J’ai longtemps cru qu’il fallait comprendre pour vivre. Trouver la loi, la grande explication cosmique, le karma bien ficelé. J’ai cru que Dieu répondait à ceux qui cherchaient avec sérieux, avec ferveur, avec méthode. En vérité, j’ai trouvé plus de réponses dans mes échecs que dans mes prières. Le divin se cacherait mieux dans les désillusions que dans les temples?
Tout ce que tu émets revient. Exactement comme une pierre qu’on jette dans l’eau. Les ondes s’étirent, elles s’éloignent, elles font le tour, et un jour elles reviennent, avec tout ce que tu y avais mis. Le bord de l’étang, c’est le monde. Et le monde te renvoie ta vibration. Rien à voir avec une punition… . C’est juste pour te montrer.

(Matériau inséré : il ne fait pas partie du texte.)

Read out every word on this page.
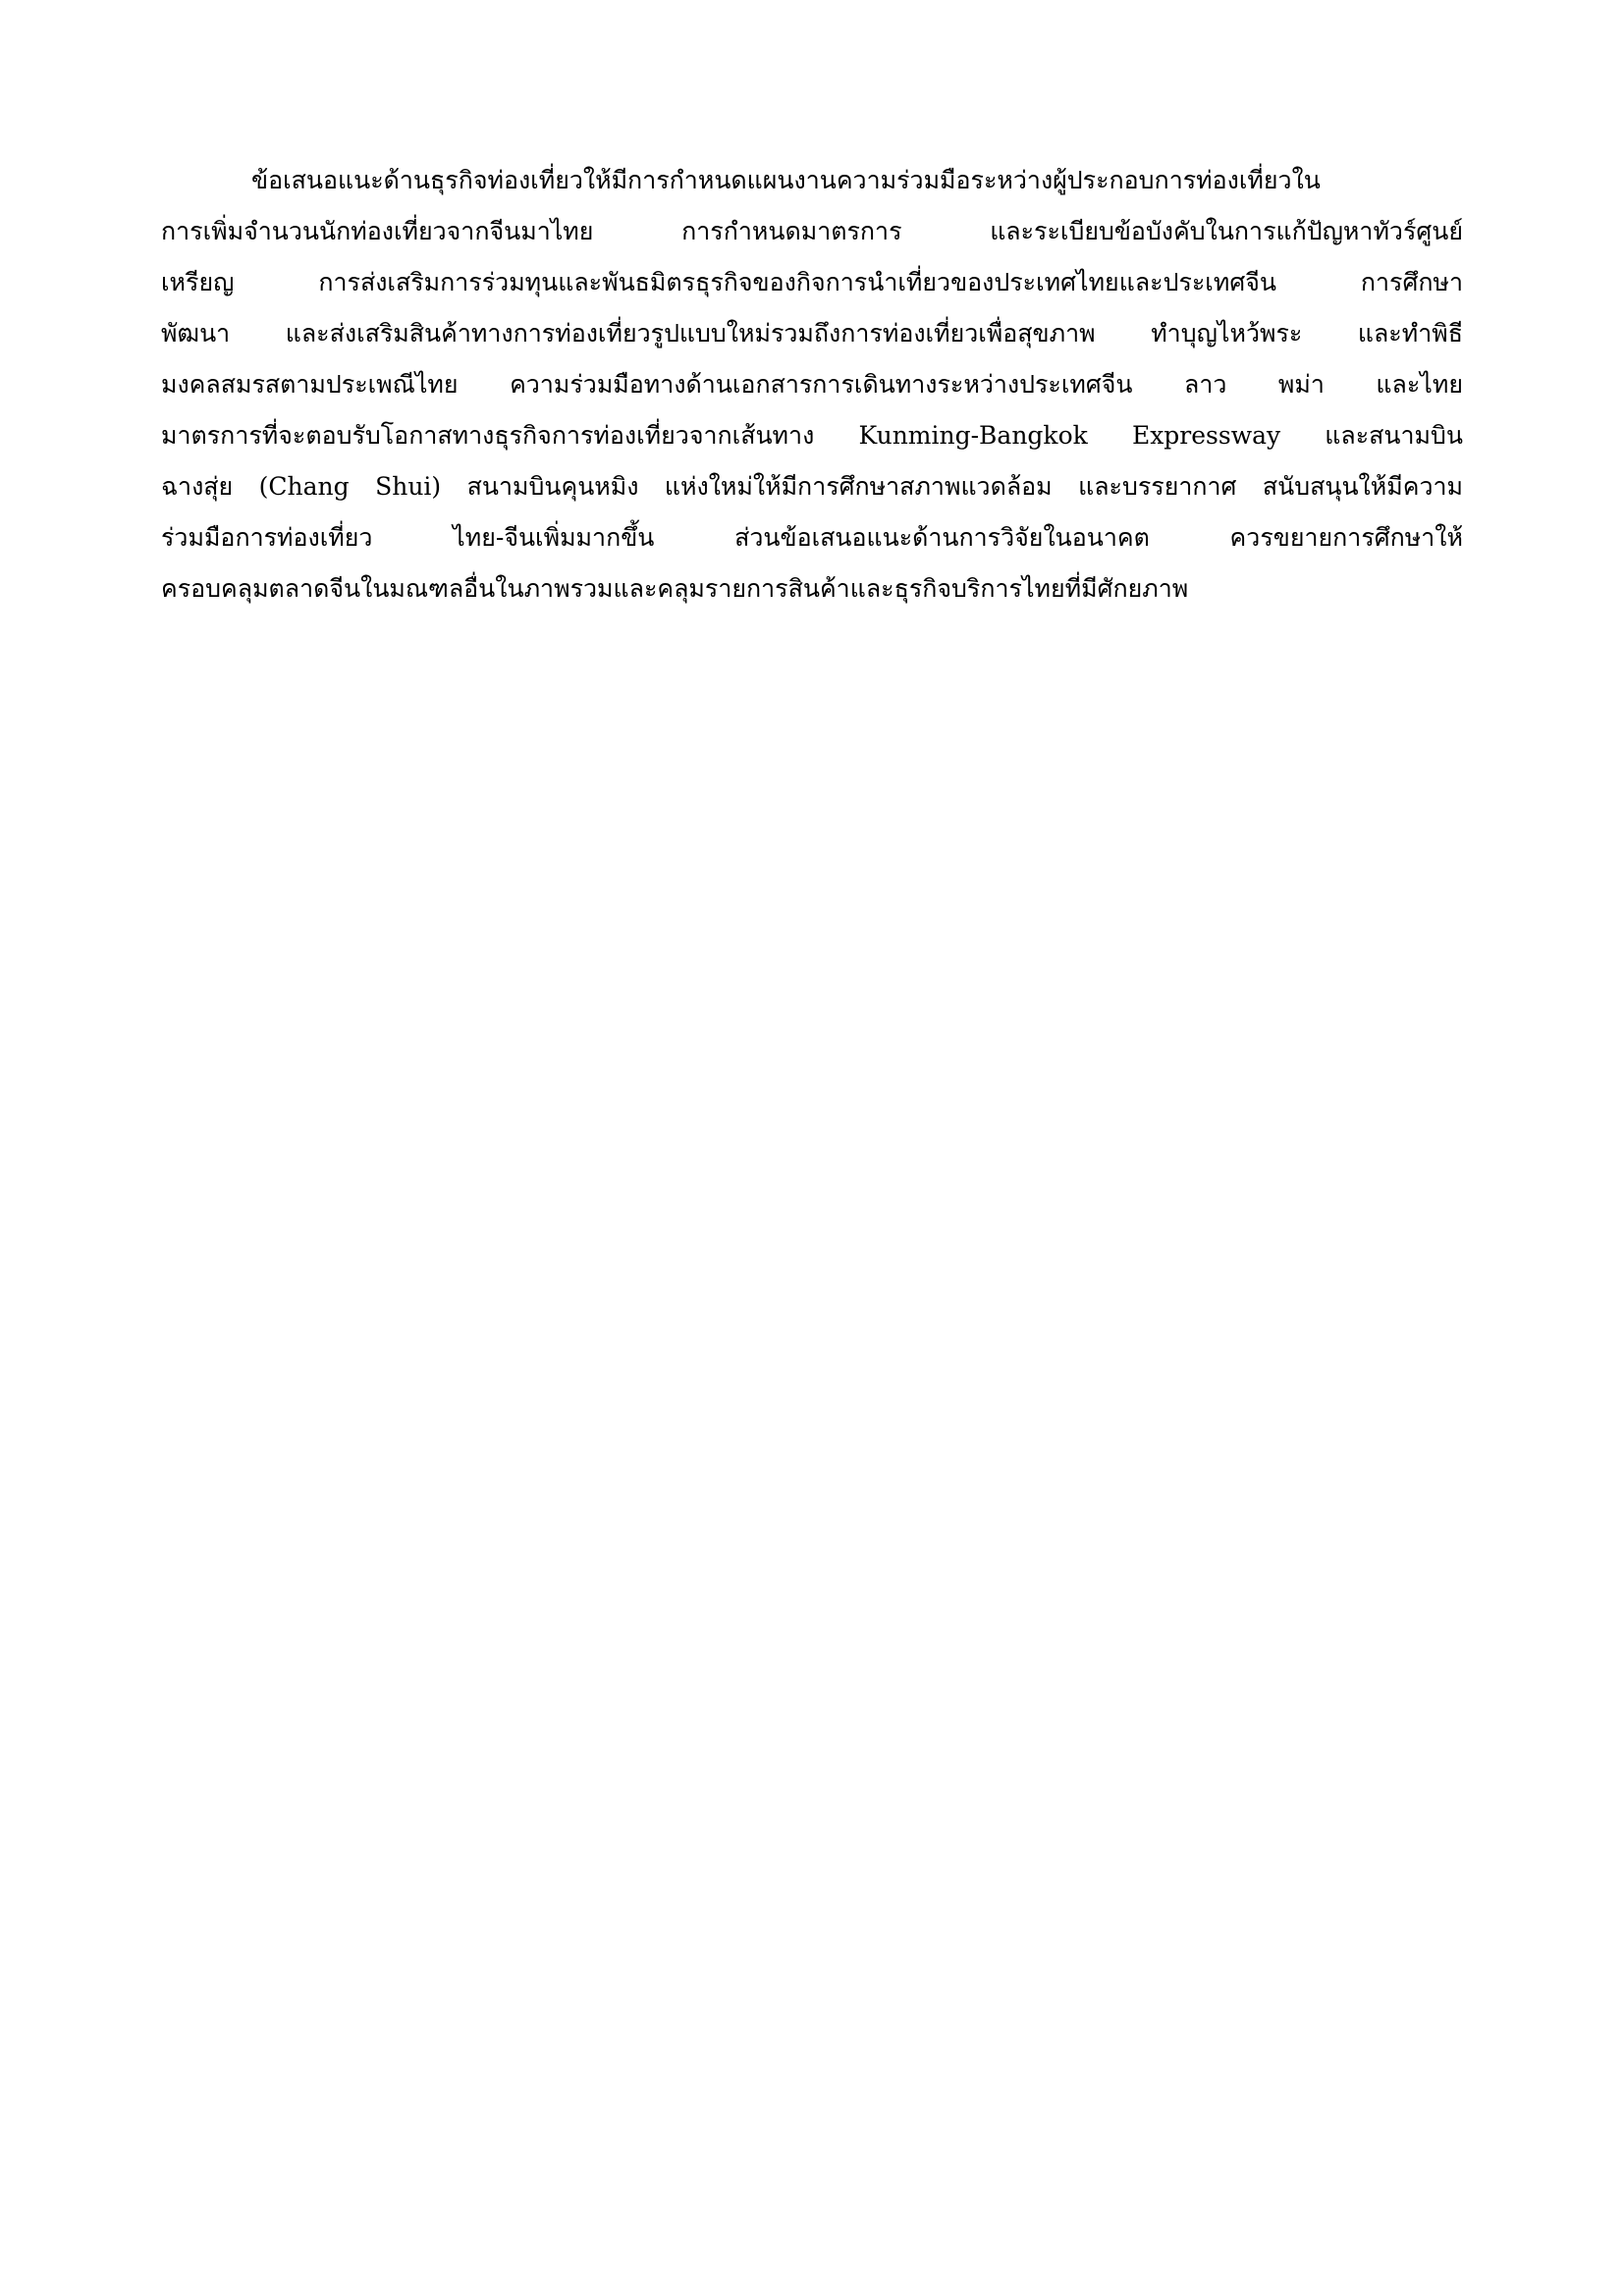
ข้อเสนอแนะด้านธุรกิจท่องเที่ยวให้มีการกำหนดแผนงานความร่วมมือระหว่างผู้ประกอบการท่องเที่ยวใน
การเพิ่มจำนวนนักท่องเที่ยวจากจีนมาไทย การกำหนดมาตรการ และระเบียบข้อบังคับในการแก้ปัญหาทัวร์ศูนย์
เหรียญ การส่งเสริมการร่วมทุนและพันธมิตรธุรกิจของกิจการนำเที่ยวของประเทศไทยและประเทศจีน การศึกษา
พัฒนา และส่งเสริมสินค้าทางการท่องเที่ยวรูปแบบใหม่รวมถึงการท่องเที่ยวเพื่อสุขภาพ ทำบุญไหว้พระ และทำพิธี
มงคลสมรสตามประเพณีไทย ความร่วมมือทางด้านเอกสารการเดินทางระหว่างประเทศจีน ลาว พม่า และไทย
มาตรการที่จะตอบรับโอกาสทางธุรกิจการท่องเที่ยวจากเส้นทาง Kunming-Bangkok Expressway และสนามบิน
ฉางสุ่ย (Chang Shui) สนามบินคุนหมิง แห่งใหม่ให้มีการศึกษาสภาพแวดล้อม และบรรยากาศ สนับสนุนให้มีความ
ร่วมมือการท่องเที่ยว ไทย-จีนเพิ่มมากขึ้น ส่วนข้อเสนอแนะด้านการวิจัยในอนาคต ควรขยายการศึกษาให้
ครอบคลุมตลาดจีนในมณฑลอื่นในภาพรวมและคลุมรายการสินค้าและธุรกิจบริการไทยที่มีศักยภาพ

J’ai longtemps pris mes catalyseurs pour des ennemis. Ces gens, ces situations, ces foutus retours de flammes. On leur donne toutes sortes des noms : bourreau, injustice, karma, … . On s’raconte des histoires pour ne pas voir que tout vient de soi. En évitant de se remettre en question, ce qui est top c’est que nous pouvons garder notre petite morale, notre bon rôle, notre légitimité à souffrir. Jusqu’au jour où on se rend compte que l’univers se fout littéralement de nos justifications.
Que tout ce qui revient vers toi, c’est juste toi, déguisé autrement.
Depuis que je vois les choses comme ça, je regarde l’étang. J’observe le « plouf ». Je sais que chaque retour est une lettre que j’ai envoyée. Ce que la vie me renvoie me parle plus vrai que mes pensées. Le problème, c’est que le mental veut toujours avoir raison. Il trie, il juge, il commente. Il dit « ça, c’est moi », « ça, ça ne m’appartient pas ». Et dans ce tri, il perd tout.
L’univers ne juge rien. Il vibre. Il répète. Il te renvoie ton signal. Quand tu veux quelque chose avec la peur de ne pas l’avoir, il entend la peur. Quand tu demandes l’amour en te croyant vide, il t’envoie encore du vide. Ce n’est pas cruel, c’est mathématique. Tu récoltes ton onde.
J’ai mis longtemps à cesser de trier mes retours. À cesser de dire « ça, c’est bien », « ça, c’est mal ». Être, c’est tenir dans les deux. C’est accepter d’être la source et la conséquence. La lumière et la cendre. Le désir et la fuite. Ce mélange qu’on tente de purifier depuis des siècles est le seul vrai or.
Il y a des jours où je me sens prête à tout comprendre, et d’autres où j’ai juste envie de casser la gueule à la loi de réversibilité. Pourtant elle ne fait qu’exister, patiente et exacte, comme une respiration. Ce que j’ai envoyé revient. Ce que je nie revient aussi. Et ce que j’aime, heureusement, finit par revenir, sous des formes inattendues.
L’univers t’entend. Trop bien. Il ne sait juste pas parler ton mensonge.